L'analyse des nominations aux postes d'Ambassadeurs et de Consuls Généraux laissent apparaître une scandaleuse évidence chez le Président :" Tout le monde peut être Ambassadeur et il n'y a pas meilleur Consul Général qu'un militant de la Diaspora dans le pays d'ouverture du Poste consulaire".

Au Congo, en Espagne, en Côté d'ivoire, en France sont nommées Consuls et vices Consuls, des militants. Pour la plupart ces consuls ont même la nationalité du Pays d'accréditation, du coup ils renoncent a l'immunité diplomatique sous le regard ahurissant des Autorités locales qui voient notre pays comme une République bananière.

Il s'y ajoute qu'aux yeux des autres citoyens sénégalais vivant dans ces pays ces consuls n'ont aucune légitimité, et ne sont en réalité que les représentants du Parti au pouvoir. En réalité les missions diplomatiques et consulaires du Sénégal sont devenues des permanences de l'APR.

C'est la triste réalité d'une administration minée par le clientélisme et le népotisme qui a beaucoup perdu de son lustre d'antan malgré les discours pompeux servis par ce nigaud de Ministre des affaires étrangères pour justifier les visites officielles des leaders du monde qui serait le résultat d'une diplomatie efficace. Elles ne sont en réalité que de simples gestes de bienveillance et de soutien aux efforts démocratiques de notre pays.
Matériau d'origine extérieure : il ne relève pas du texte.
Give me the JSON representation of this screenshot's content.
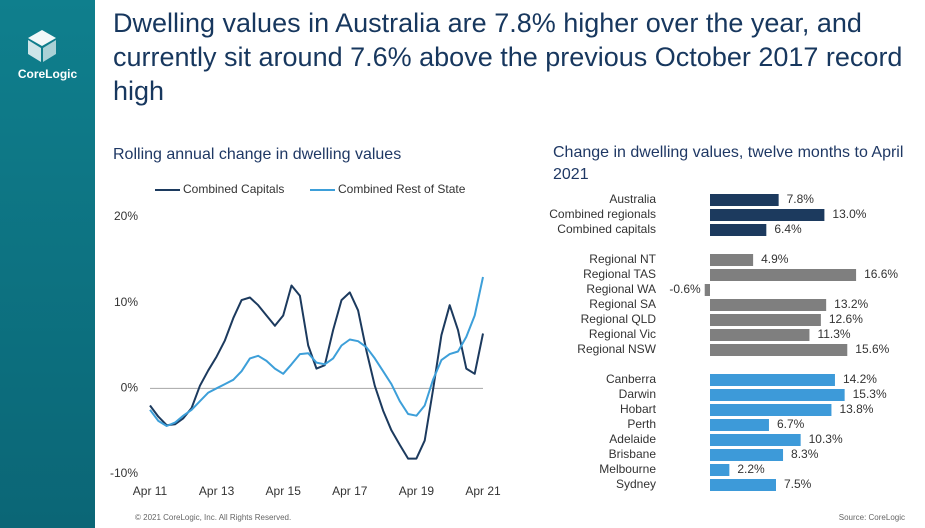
{
  "header": {
    "logo": "CoreLogic",
    "title": "Dwelling values in Australia are 7.8% higher over the year, and currently sit around 7.6% above the previous October 2017 record high"
  },
  "footer": {
    "copyright": "© 2021 CoreLogic, Inc. All Rights Reserved.",
    "source": "Source: CoreLogic"
  },
  "chart_data": [
    {
      "type": "line",
      "title": "Rolling annual change in dwelling values",
      "legend": "top",
      "categories": [
        "Apr 11",
        null,
        null,
        null,
        null,
        null,
        null,
        null,
        "Apr 13",
        null,
        null,
        null,
        null,
        null,
        null,
        null,
        "Apr 15",
        null,
        null,
        null,
        null,
        null,
        null,
        null,
        "Apr 17",
        null,
        null,
        null,
        null,
        null,
        null,
        null,
        "Apr 19",
        null,
        null,
        null,
        null,
        null,
        null,
        null,
        "Apr 21"
      ],
      "series": [
        {
          "name": "Combined Capitals",
          "color": "#1c3a5e",
          "values": [
            -2.0,
            -3.3,
            -4.3,
            -4.2,
            -3.5,
            -2.3,
            0.3,
            2.1,
            3.7,
            5.6,
            8.2,
            10.3,
            10.6,
            9.7,
            8.5,
            7.3,
            8.5,
            12.0,
            10.8,
            5.0,
            2.3,
            2.7,
            6.8,
            10.3,
            11.2,
            9.1,
            4.4,
            0.3,
            -2.6,
            -4.9,
            -6.6,
            -8.2,
            -8.2,
            -6.1,
            -0.2,
            6.2,
            9.7,
            6.8,
            2.3,
            1.7,
            6.4
          ]
        },
        {
          "name": "Combined Rest of State",
          "color": "#3d9fd9",
          "values": [
            -2.5,
            -3.8,
            -4.4,
            -4.0,
            -3.2,
            -2.5,
            -1.5,
            -0.5,
            0.0,
            0.5,
            1.0,
            2.0,
            3.5,
            3.8,
            3.2,
            2.3,
            1.7,
            2.8,
            4.0,
            4.1,
            3.0,
            2.8,
            3.5,
            5.0,
            5.7,
            5.5,
            4.8,
            3.5,
            2.0,
            0.5,
            -1.5,
            -3.0,
            -3.2,
            -2.0,
            1.0,
            3.3,
            4.0,
            4.3,
            6.0,
            8.5,
            13.0
          ]
        }
      ],
      "ylim": [
        -10,
        20
      ],
      "yticks": [
        {
          "value": 20,
          "label": "20%"
        },
        {
          "value": 10,
          "label": "10%"
        },
        {
          "value": 0,
          "label": "0%"
        },
        {
          "value": -10,
          "label": "-10%"
        }
      ]
    },
    {
      "type": "hbar",
      "title": "Change in dwelling values, twelve months to April 2021",
      "categories": [
        "Australia",
        "Combined regionals",
        "Combined capitals",
        "Regional NT",
        "Regional TAS",
        "Regional WA",
        "Regional SA",
        "Regional QLD",
        "Regional Vic",
        "Regional NSW",
        "Canberra",
        "Darwin",
        "Hobart",
        "Perth",
        "Adelaide",
        "Brisbane",
        "Melbourne",
        "Sydney"
      ],
      "values": [
        7.8,
        13.0,
        6.4,
        4.9,
        16.6,
        -0.6,
        13.2,
        12.6,
        11.3,
        15.6,
        14.2,
        15.3,
        13.8,
        6.7,
        10.3,
        8.3,
        2.2,
        7.5
      ],
      "value_labels": [
        "7.8%",
        "13.0%",
        "6.4%",
        "4.9%",
        "16.6%",
        "-0.6%",
        "13.2%",
        "12.6%",
        "11.3%",
        "15.6%",
        "14.2%",
        "15.3%",
        "13.8%",
        "6.7%",
        "10.3%",
        "8.3%",
        "2.2%",
        "7.5%"
      ],
      "colors": [
        "#1c3a5e",
        "#1c3a5e",
        "#1c3a5e",
        "#7f7f7f",
        "#7f7f7f",
        "#7f7f7f",
        "#7f7f7f",
        "#7f7f7f",
        "#7f7f7f",
        "#7f7f7f",
        "#3d9ad9",
        "#3d9ad9",
        "#3d9ad9",
        "#3d9ad9",
        "#3d9ad9",
        "#3d9ad9",
        "#3d9ad9",
        "#3d9ad9"
      ]
    }
  ]
}
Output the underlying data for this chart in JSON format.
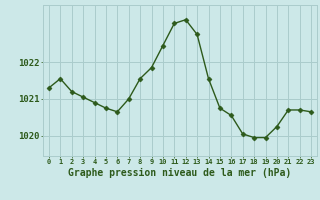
{
  "x": [
    0,
    1,
    2,
    3,
    4,
    5,
    6,
    7,
    8,
    9,
    10,
    11,
    12,
    13,
    14,
    15,
    16,
    17,
    18,
    19,
    20,
    21,
    22,
    23
  ],
  "y": [
    1021.3,
    1021.55,
    1021.2,
    1021.05,
    1020.9,
    1020.75,
    1020.65,
    1021.0,
    1021.55,
    1021.85,
    1022.45,
    1023.05,
    1023.15,
    1022.75,
    1021.55,
    1020.75,
    1020.55,
    1020.05,
    1019.95,
    1019.95,
    1020.25,
    1020.7,
    1020.7,
    1020.65
  ],
  "line_color": "#2d5a1b",
  "marker_color": "#2d5a1b",
  "bg_color": "#cce8e8",
  "grid_color": "#aacccc",
  "xlabel": "Graphe pression niveau de la mer (hPa)",
  "xlabel_color": "#2d5a1b",
  "tick_color": "#2d5a1b",
  "ytick_labels": [
    1020,
    1021,
    1022
  ],
  "ylim": [
    1019.45,
    1023.55
  ],
  "xlim": [
    -0.5,
    23.5
  ]
}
L'autre difficulté liée à ces nominations de partisans est l'inexpérience administrative des personnes nommées. Parmi les chefs de missions, en effet figurent en bonne place des étudiants ( Marseille, Égypte), des sans métiers ( burkina faso, Cameroun, Unesco) ou encore des chômeurs en quête de pitance sans oublier les illettrés ou secrétaires (Congo).

On oublie que ces Ambassadeurs ou Consuls trouvent sur place des collaborateurs titulaires de doctorat, de maîtrise, de bac avec plusieurs années d'expérience dans la Diplomatie.
Dans de pareilles situations, ce qui est en cause c'est moins la frustration et la démotivation des collaborateurs que les tristes pratiques des chefs de missions complexés qui ont du mal à faire asseoir leur autorité. Cela déteint inévitablement sur l'atmosphère de travail et affecte négativement l'image de notre pays.

Pour remédier à un déclin presque inévitable de la diplomatie sénégalaise, eu égard à la situation qui prévaut actuellement, il convient pour le Président SALL de revoir sa copie et de mettre en avant les intérêts supérieurs du Sénégal et surtout de chercher un autre poste plus politique qui conviendrait mieux a Mankeur NDIAYE.
La patrie avant le parti est ce un vain slogan.